Quel che sappiamo di Saffo
Saffo, poetessa nata sull’isola greca di Lesbo e vissuta tra il VII e il VI sec. a.C., è senza dubbio un personaggio storico: ne fanno fede le sue emozionanti liriche rimaste, pur se in forma gravemente frammentaria e lacunosa, nonché la considerazione che gli antichi ebbero per lei, se è vero che Platone la chiamò con l’appellativo di «decima Musa». Della sua vita, però, sappiamo poco, e per lo più desunto dai suoi frammenti.
Sappiamo che fu colta e raffinata, che ebbe alcuni fratelli, un marito (Cercila), una figlia (Cleide, nome anche di sua madre), e che a Mitilene fu a capo di un tiaso, cioè una comunità di fanciulle devota ad Afrodite, che aveva lo scopo pedagogico-religioso di educare (con la musica, la danza…) e preparare alla vita sociale e matrimoniale la “meglio gioventù” femminile dell’isola.
Sappiamo anche di un periodo di esilio in Sicilia, perché la sua famiglia – come quella dell’amico Alceo – fu coinvolta nelle lotte politiche che turbarono la loro città. Non molto di più.

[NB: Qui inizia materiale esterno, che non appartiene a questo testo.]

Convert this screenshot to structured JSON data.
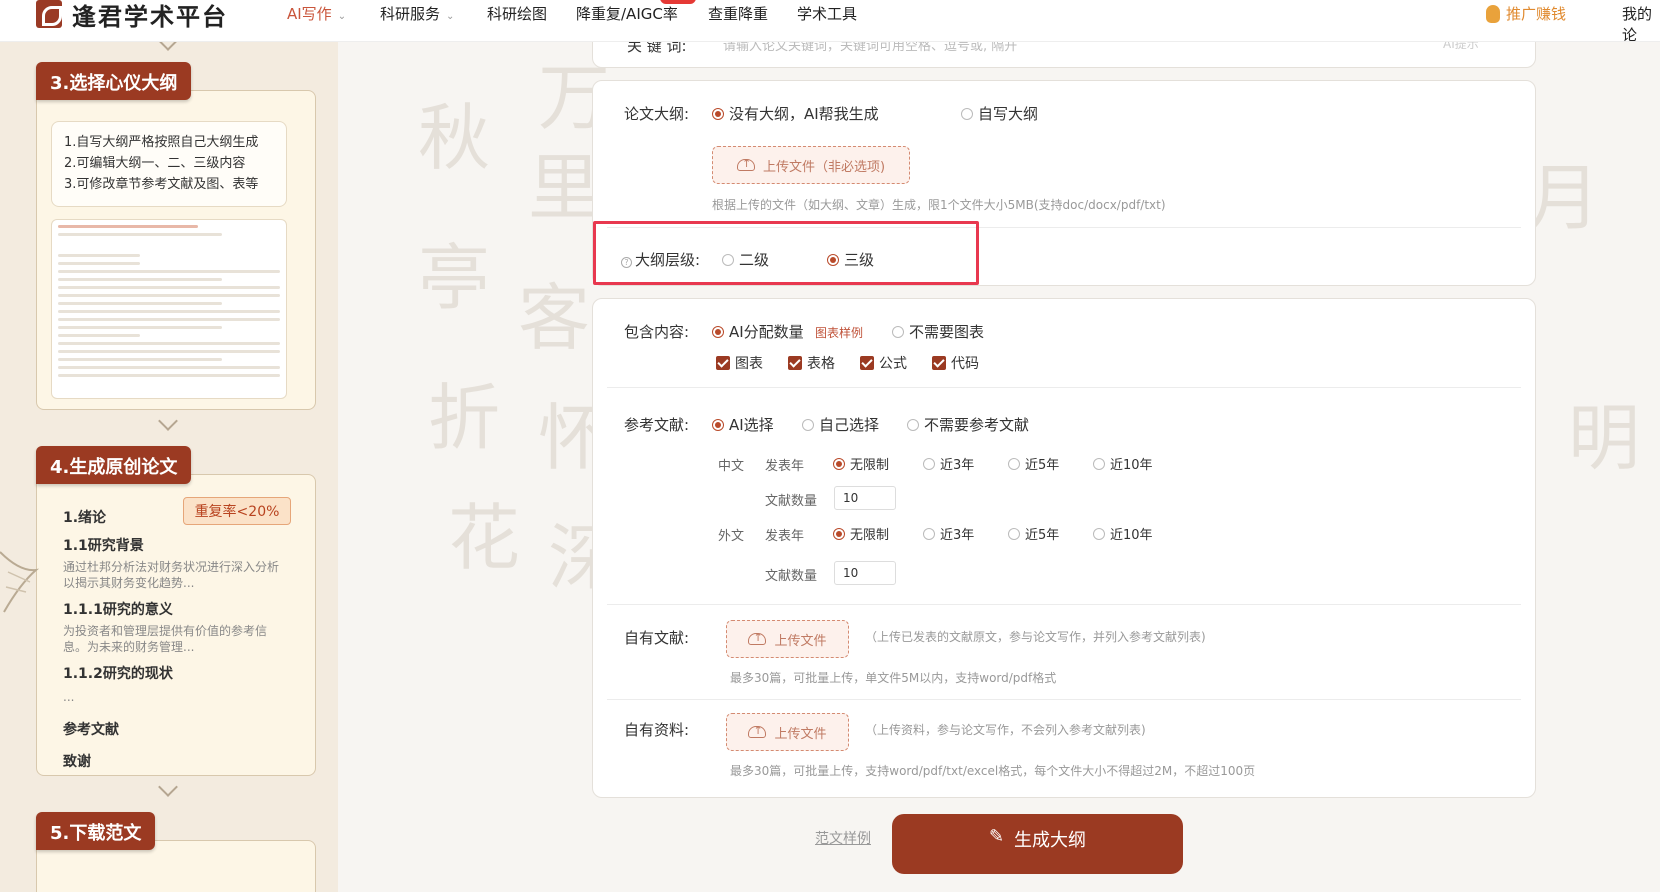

L’invenzione dell’amore infelice
Ma Saffo fu troppo brava, forse, per poter essere stata anche felice. Così, almeno, pensavano gli antichi, che costruirono le fake news del suo amore non corrisposto – a causa della sua scarsa avvenenza – per il bel barcaiolo Faone e del successivo suicidio della donna, gettatasi in mare dalla rupe di Leucade. Certamente il suo “amore infelice” divenne un topos letterario, che toccò vertici sublimi nelle Heroides di Ovidio (la Saffo di Ovidio è stata oggetto di una recente, bella, videoconferenza di Nicola Gardini n.d.A.) e, in tempi successivi, nell’indimenticabile Ultimo canto di Saffo (1822) di Giacomo Leopardi: qui, dopo un’apostrofe alla Placida notte, e verecondo raggio / della cadente luna, la poetessa greca, prima di suicidarsi, confonde il proprio destino con quello del poeta recanatese, giacché per virili imprese, / per dotta lira o canto, / virtù non luce in disadorno ammanto. Insomma, ci vuol dire che da “brutti” si vive male e si è mal considerati, e i miei indulgenti lettori spero scuseranno questa rozza semplificazione; è però vero che l’immagine di Saffo è stata riprodotta in vari modi, dall’antichità ai nostri giorni, sempre con fattezze sensuali e affascinanti, a testimonianza del fatto che alla sua presunta “bruttezza” non ha mai davvero creduto nessuno. Potenza, immagino, dell’idea greca di kalokagathía: come poteva non essere kalé una poetessa che affermava che «la cosa più bella… è ciò che si ama», introducendo – di fatto – sentimento e soggettivismo nella letteratura occidentale?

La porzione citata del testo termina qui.